While it seems that SunChips bags are a perfect marketing tool because they are compostable, in fact research has not yet sustained this claim.
Burn-out among nurses occurs not simply because of shortage of staff, but because of poor supervision as well.
The Rev. Dr. Martin Luther King jr. claimed that breaking some laws was just because these failed to "square" with natural law.
3) Stand on the shoulders of some authority, especially the ones your professor assigns. Whether or not this is a research paper, there is often a secondary source or an authoritative argument, to which you need to respond. This is usually the methodology section of your paper and it comes right after the thesis. It allows you to review the other literature and respond to other arguments. By now you've learned the hard truth that your own personal opinions and impressions fail to qualify as scholarly arguments, you need to join the conversation that's started before you, especially on large topics like globalization or abortion or love or whatever. You have to know what others have published on this topic. Be sure to consider literature from opposing views as well. You can rebut them in your paper.

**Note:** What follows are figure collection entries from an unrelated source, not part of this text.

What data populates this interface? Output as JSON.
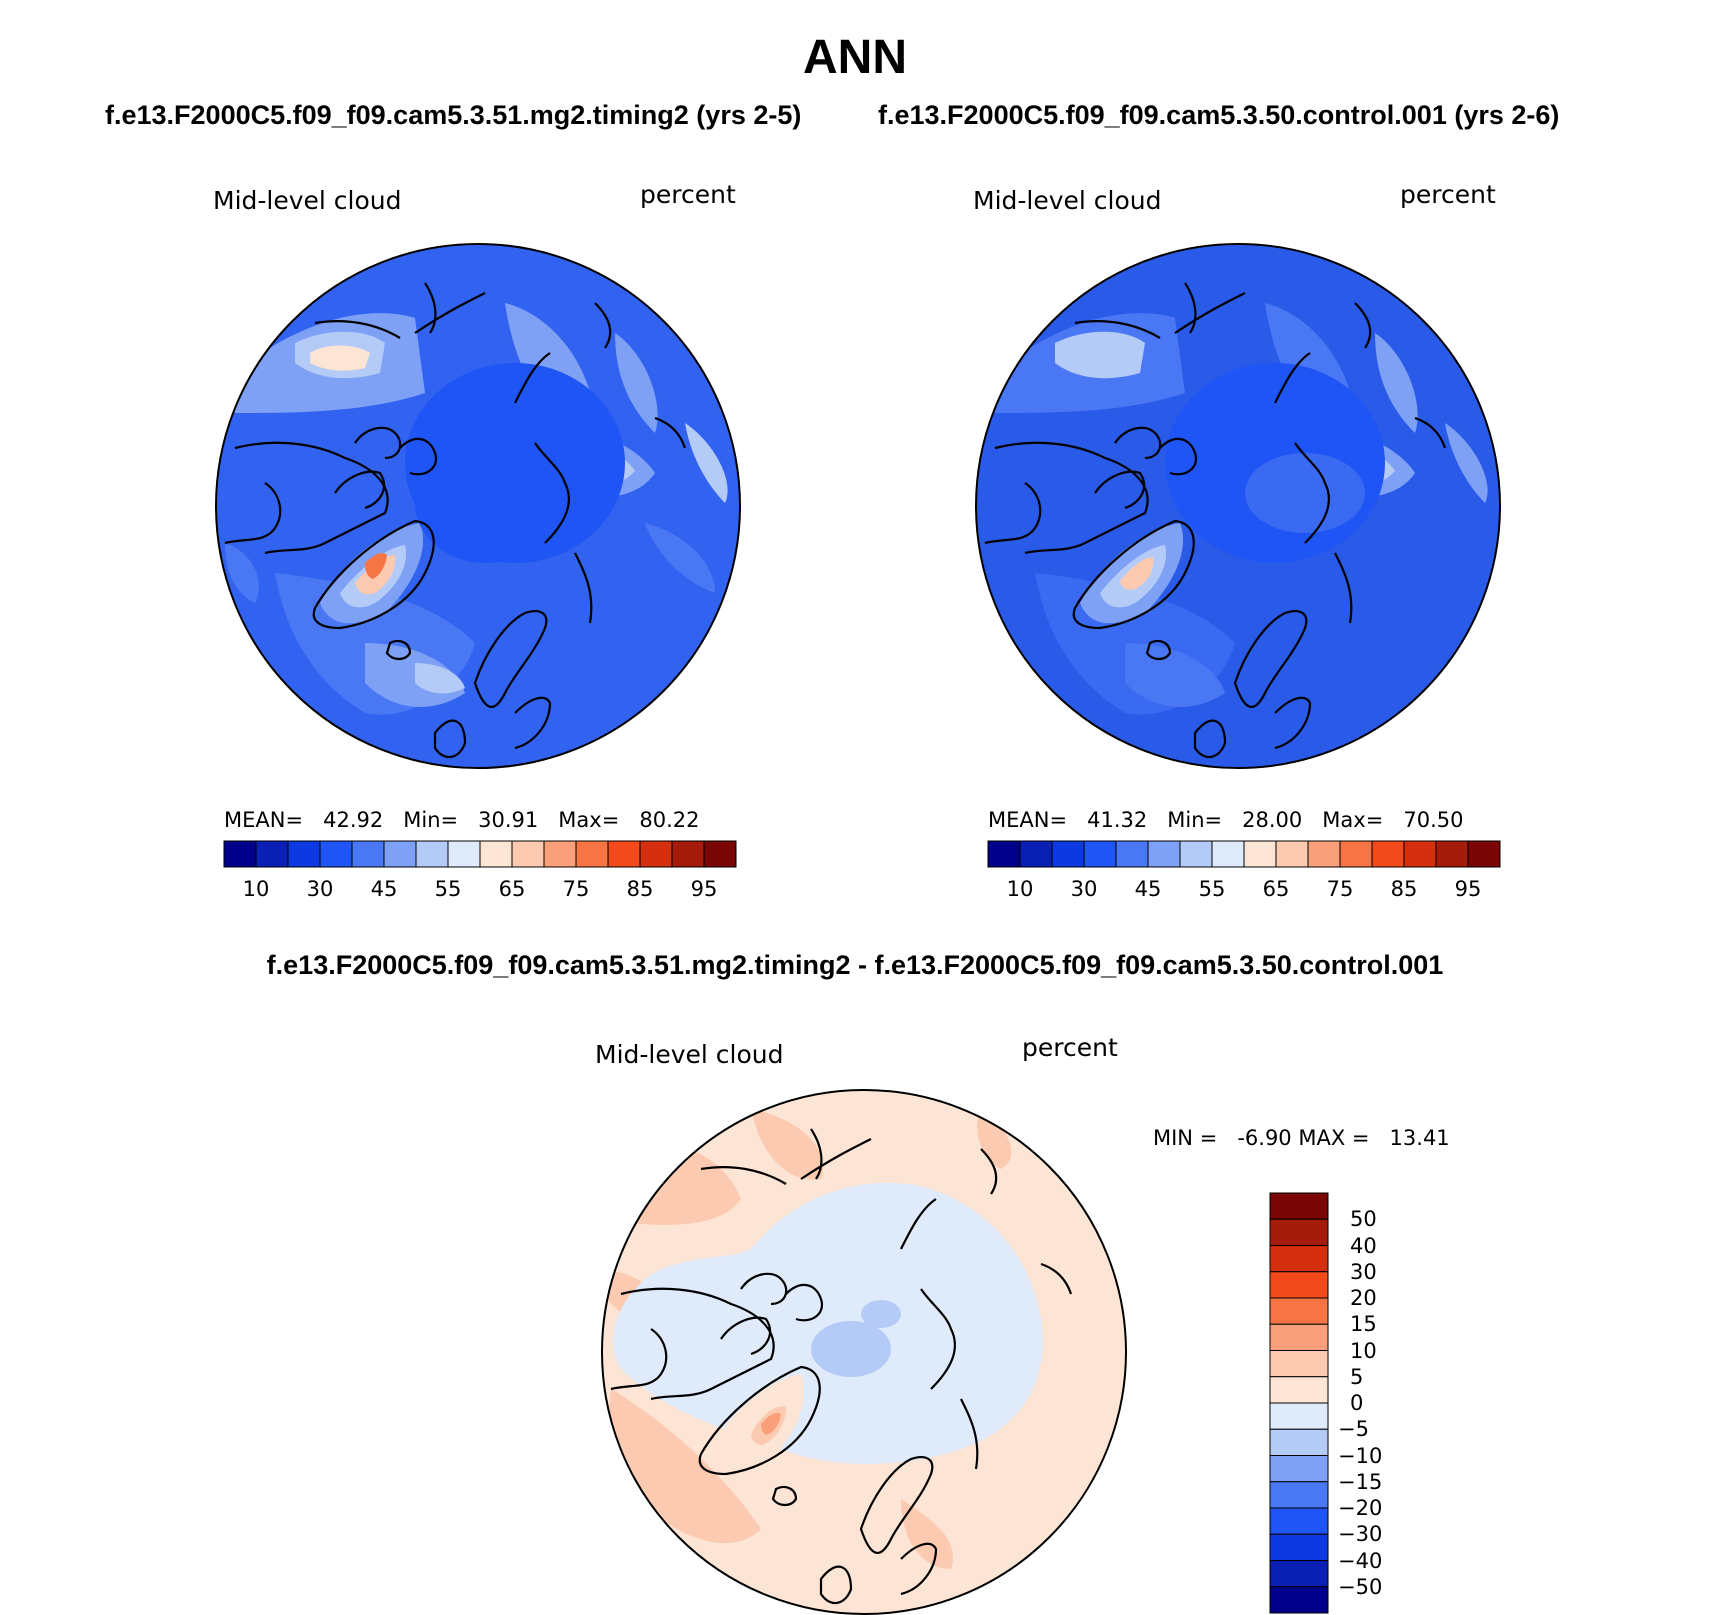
{
  "title": "ANN",
  "panels": [
    {
      "id": "test",
      "case_title": "f.e13.F2000C5.f09_f09.cam5.3.51.mg2.timing2 (yrs 2-5)",
      "left_label": "Mid-level cloud",
      "right_label": "percent",
      "stats": {
        "mean_label": "MEAN=",
        "mean": "42.92",
        "min_label": "Min=",
        "min": "30.91",
        "max_label": "Max=",
        "max": "80.22"
      },
      "base_color": "#3060f0"
    },
    {
      "id": "control",
      "case_title": "f.e13.F2000C5.f09_f09.cam5.3.50.control.001 (yrs 2-6)",
      "left_label": "Mid-level cloud",
      "right_label": "percent",
      "stats": {
        "mean_label": "MEAN=",
        "mean": "41.32",
        "min_label": "Min=",
        "min": "28.00",
        "max_label": "Max=",
        "max": "70.50"
      },
      "base_color": "#2a5ae8"
    }
  ],
  "abs_colorbar": {
    "colors": [
      "#00008b",
      "#0a1fb4",
      "#0d3ae0",
      "#1f55f5",
      "#4a78f5",
      "#7ea0f5",
      "#b4cbf7",
      "#dfeafb",
      "#fde5d5",
      "#fccab0",
      "#f9a07a",
      "#f77545",
      "#f24a1a",
      "#d43010",
      "#a51c0a",
      "#7a0505"
    ],
    "labels": [
      "10",
      "30",
      "45",
      "55",
      "65",
      "75",
      "85",
      "95"
    ]
  },
  "diff": {
    "title": "f.e13.F2000C5.f09_f09.cam5.3.51.mg2.timing2 - f.e13.F2000C5.f09_f09.cam5.3.50.control.001",
    "left_label": "Mid-level cloud",
    "right_label": "percent",
    "min_label": "MIN =",
    "min": "-6.90",
    "max_label": "MAX =",
    "max": "13.41",
    "base_color": "#fce5d6",
    "colorbar_colors_top_to_bottom": [
      "#7a0505",
      "#a51c0a",
      "#d43010",
      "#f24a1a",
      "#f77545",
      "#f9a07a",
      "#fccab0",
      "#fde5d5",
      "#dfeafb",
      "#b4cbf7",
      "#7ea0f5",
      "#4a78f5",
      "#1f55f5",
      "#0d3ae0",
      "#0a1fb4",
      "#00008b"
    ],
    "colorbar_labels": [
      "50",
      "40",
      "30",
      "20",
      "15",
      "10",
      "5",
      "0",
      "−5",
      "−10",
      "−15",
      "−20",
      "−30",
      "−40",
      "−50"
    ]
  }
}
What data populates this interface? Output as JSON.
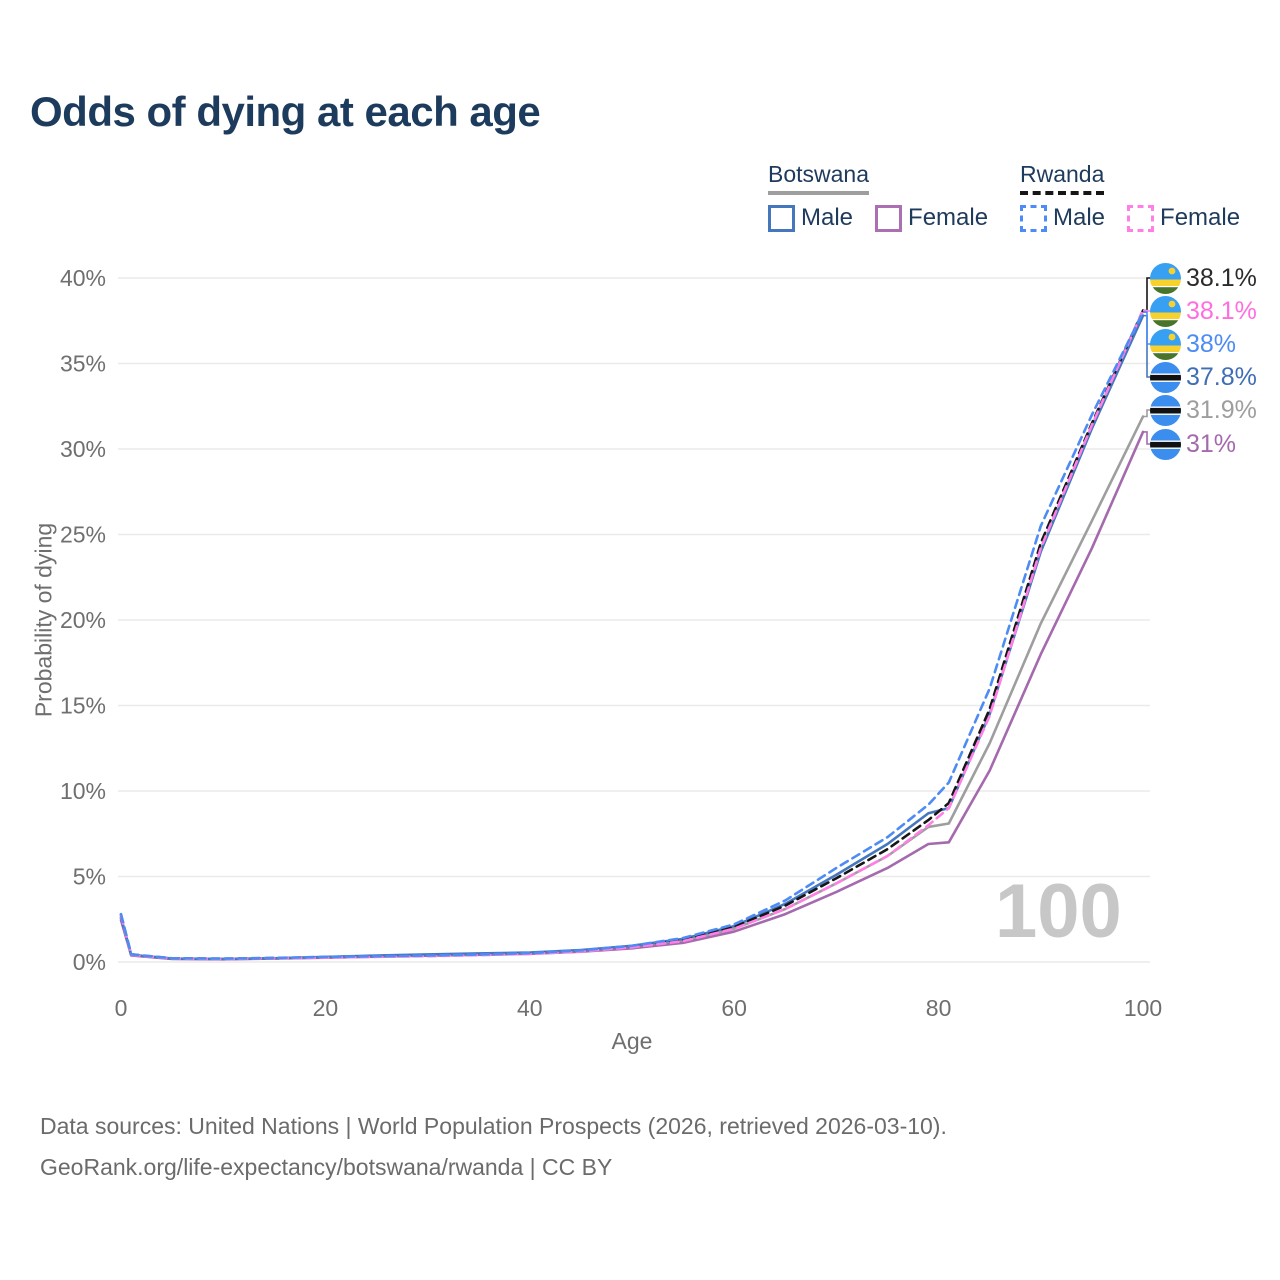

4) Use proper citation, not just to avoid the evils of plagiarism, but also to lead the appropriate scholarly trail of notes so another reader can track down the same sources in order to join the conversation as well and provide more ideas. The main sources are MLA, AP Style as well as Chicago Manual The most concise on-line resource is Purdue Owl, which has both MLA and APA, as well as many other useful links for college writing, including ESL questions.
5) Stick to the text, whatever the course is. Whether you're writing about mitochondria, multicultural urban centers or metaphors in Shakespeare, there is at least one primary reading that your professor assigned and wants you to cite. So go through that text or texts and pick out at least 5 passages, ones that were discussed in class and ones you found on your own. This is usually what your professor means by "textual evidence."
When you quote that passage prepare your reader with a few sentences introducing the passage, then quote it, then explain it, NEVER expect the quote to speak for itself, unpack it, empty it out like a laundry bag full of grungy clothes and then make sense of it.
If you find your paper shorter than it needs to be in the end, go back to these passages. Chances are there is still more you could say about each of them in order to make your argument more explicit. Never pad a paper with rambling -- this never fools anyone -- it's better to be more specific about the material.
6) Find an alert proofreader! Have another pair of eyes look to proof your work. When that person is done, don't be satisfied, take the paper to your college learning and writing center and submit yourself to an outside view by a professional, who knows good writing but who is unfamiliar with your topic. You may have to make an appointment at the writing center ahead of time: don't wait until the last minute. You know you will have succeeded only if you have written a well-organized argument that readers can follow and then choose to accept or reject.
7) Revise your paper and rewrite the conclusion. If you had a great session in the writing center, you will not only be typo free and have a good paper with a solid argument and good organization, you will see that your conclusion could be drawn out a little better to say more clearly what you meant but in the end needed to elaborate.
To conclude, you will be proud and most of all relieved when you turn your paper in!